For the second year in a row, an Air Force Medical Service career field is bringing home the esteemed Chief Master Sgt. Richard L. Etchberger award.

This year, the award has been granted to the health services management career field, also known as 4A0s among medics, for their dedication and hard work from the battlefield to the clinic.

This annual Department of the Air Force award, named after Medal of Honor recipient Chief Master Sgt. Richard L. Etchberger, recognizes the selfless service of Airmen in an enlisted career field.

Airmen in the health services management career field are in administrative roles that ensure the medical mission succeeds. They play a critical role in leading operations in one of the nation’s largest health care systems.

“Our mantra is ‘in demand and indispensable,’” said Chief Master Sgt. Tyrone McDougald, the Health Services Management career field manager, Air Force Medical Readiness Agency. “This career field is diverse and you can find 4A0s working everywhere - medical clinics, aeromedical evacuation, resource management - you name it, we’re there.”

These highly skilled professionals provide oversight that enables medical personnel to focus on providing the highest quality of care, including scheduling patients, managing records, ordering supplies and repairing sophisticated medical equipment. They also play integral roles in making the aeromedical evacuation mission a success. They coordinate and confirm patient movement requests, and help prepare for a seamless transfer to the medical facilities.

Staff Sgt. Donaisha Campbell, Uniform Business Office Manager,1st Special Operations Healthcare Operations Squadron, Hurlburt Field, Florida, said her experience supporting aeromedical evacuations was a highlight of her career and helped her see the role the career field plays while working in a fast-paced environment.

“During one mission while I was deployed to Saudi Arabia, the nurses and technicians were working through the chaos and they were able to smoothly communicate the information to me so we could begin evacuation,” said Campbell. “It was imperative I paid attention to detail when completing documents. This situation opened my eyes on how a 4A0 ties into the Air Force’s mission. Without us, the patient wouldn’t make it out of theater to receive the treatment they need.”

As with many other career fields, the COVID-19 pandemic presented a number of challenges that the health services management Airmen have had to overcome.
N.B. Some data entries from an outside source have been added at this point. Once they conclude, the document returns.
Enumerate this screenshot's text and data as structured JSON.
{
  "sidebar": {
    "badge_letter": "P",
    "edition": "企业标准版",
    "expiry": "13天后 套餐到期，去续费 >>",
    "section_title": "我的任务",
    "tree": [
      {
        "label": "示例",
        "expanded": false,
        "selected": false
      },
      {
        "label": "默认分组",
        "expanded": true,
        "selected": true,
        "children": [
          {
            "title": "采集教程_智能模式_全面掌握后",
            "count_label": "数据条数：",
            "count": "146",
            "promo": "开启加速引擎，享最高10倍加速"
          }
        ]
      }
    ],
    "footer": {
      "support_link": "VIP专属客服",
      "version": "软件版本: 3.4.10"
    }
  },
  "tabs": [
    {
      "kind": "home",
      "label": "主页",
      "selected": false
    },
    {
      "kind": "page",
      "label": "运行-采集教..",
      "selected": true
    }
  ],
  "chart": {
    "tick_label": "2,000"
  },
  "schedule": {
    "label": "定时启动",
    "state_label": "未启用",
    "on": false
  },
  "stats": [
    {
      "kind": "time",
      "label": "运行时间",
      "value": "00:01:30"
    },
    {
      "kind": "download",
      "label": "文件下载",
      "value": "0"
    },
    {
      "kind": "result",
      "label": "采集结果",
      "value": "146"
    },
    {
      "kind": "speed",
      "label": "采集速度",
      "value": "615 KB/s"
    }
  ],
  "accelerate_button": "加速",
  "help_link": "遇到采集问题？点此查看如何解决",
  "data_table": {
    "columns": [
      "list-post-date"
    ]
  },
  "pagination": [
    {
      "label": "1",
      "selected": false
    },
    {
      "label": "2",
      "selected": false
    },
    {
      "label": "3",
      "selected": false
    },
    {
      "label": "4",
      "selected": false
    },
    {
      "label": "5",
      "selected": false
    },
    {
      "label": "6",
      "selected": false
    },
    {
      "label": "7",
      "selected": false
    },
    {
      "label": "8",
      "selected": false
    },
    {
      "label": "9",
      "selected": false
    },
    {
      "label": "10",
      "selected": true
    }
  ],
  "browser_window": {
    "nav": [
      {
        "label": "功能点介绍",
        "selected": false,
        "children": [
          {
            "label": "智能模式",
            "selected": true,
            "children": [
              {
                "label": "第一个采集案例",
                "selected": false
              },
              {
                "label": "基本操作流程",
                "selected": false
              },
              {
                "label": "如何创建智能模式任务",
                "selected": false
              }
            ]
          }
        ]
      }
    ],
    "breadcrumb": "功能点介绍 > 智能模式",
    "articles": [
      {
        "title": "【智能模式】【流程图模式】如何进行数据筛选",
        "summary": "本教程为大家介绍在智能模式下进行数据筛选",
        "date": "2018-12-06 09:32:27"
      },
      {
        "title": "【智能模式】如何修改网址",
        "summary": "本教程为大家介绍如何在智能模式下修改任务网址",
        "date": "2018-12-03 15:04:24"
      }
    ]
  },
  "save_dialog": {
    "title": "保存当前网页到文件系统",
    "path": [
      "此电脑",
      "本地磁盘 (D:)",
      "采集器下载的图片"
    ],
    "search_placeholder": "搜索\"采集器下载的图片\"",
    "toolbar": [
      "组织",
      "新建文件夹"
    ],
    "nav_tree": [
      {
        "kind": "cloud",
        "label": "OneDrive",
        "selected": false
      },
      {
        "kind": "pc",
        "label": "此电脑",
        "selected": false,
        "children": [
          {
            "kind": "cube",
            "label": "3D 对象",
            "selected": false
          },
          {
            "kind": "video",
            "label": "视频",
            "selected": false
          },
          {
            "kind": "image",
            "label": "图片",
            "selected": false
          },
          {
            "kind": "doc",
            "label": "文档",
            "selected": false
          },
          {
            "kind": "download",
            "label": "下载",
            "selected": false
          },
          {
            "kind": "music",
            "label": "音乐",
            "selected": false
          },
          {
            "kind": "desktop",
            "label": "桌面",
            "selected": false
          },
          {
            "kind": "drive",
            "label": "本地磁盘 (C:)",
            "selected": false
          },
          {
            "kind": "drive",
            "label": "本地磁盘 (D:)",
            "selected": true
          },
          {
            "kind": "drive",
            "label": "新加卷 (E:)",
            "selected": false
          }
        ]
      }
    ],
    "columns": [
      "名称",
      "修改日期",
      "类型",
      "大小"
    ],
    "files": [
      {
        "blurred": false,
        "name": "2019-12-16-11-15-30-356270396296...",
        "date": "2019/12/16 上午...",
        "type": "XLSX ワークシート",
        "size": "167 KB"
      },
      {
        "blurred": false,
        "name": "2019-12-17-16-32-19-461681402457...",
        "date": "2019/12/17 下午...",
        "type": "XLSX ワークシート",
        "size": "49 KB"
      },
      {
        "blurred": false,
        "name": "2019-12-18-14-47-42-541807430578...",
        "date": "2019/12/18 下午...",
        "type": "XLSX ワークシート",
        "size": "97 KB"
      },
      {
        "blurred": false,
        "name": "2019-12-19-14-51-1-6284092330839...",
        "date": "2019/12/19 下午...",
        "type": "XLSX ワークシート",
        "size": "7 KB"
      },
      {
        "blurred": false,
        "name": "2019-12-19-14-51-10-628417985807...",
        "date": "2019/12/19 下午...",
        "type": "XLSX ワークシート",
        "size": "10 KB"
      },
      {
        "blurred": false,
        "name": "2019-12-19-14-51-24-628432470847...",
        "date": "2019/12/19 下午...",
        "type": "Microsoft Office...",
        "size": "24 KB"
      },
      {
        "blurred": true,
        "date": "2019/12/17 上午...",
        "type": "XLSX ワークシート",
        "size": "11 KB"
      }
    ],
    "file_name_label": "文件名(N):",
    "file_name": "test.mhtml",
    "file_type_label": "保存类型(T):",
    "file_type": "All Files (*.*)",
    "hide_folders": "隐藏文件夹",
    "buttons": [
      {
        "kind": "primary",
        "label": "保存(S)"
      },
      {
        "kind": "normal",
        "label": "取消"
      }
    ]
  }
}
“Our Airmen had to adopt new processes when it came to data collection,” said Tech. Sgt. Paul Fox, noncommissioned officer in charge, Medical Readiness, 341st Medical Group, Malmstrom Air Force Base, Montana. “Many service members were receiving care from off-base providers and we had to collect test results and notes from those facilities to ensure duties in-field could be resumed.”

Health services management Airmen have proven resilient and adaptable, facing all challenges head on. Without the framework they oversee, patient care at a high standard would be impossible.

“The footprint that health services management Airmen have in providing first-class medical administrative support really stands out,” said McDougald. “I am incredibly proud of the Airmen that make up of this career field and everything they do for our medics, patients and the AFMS mission.”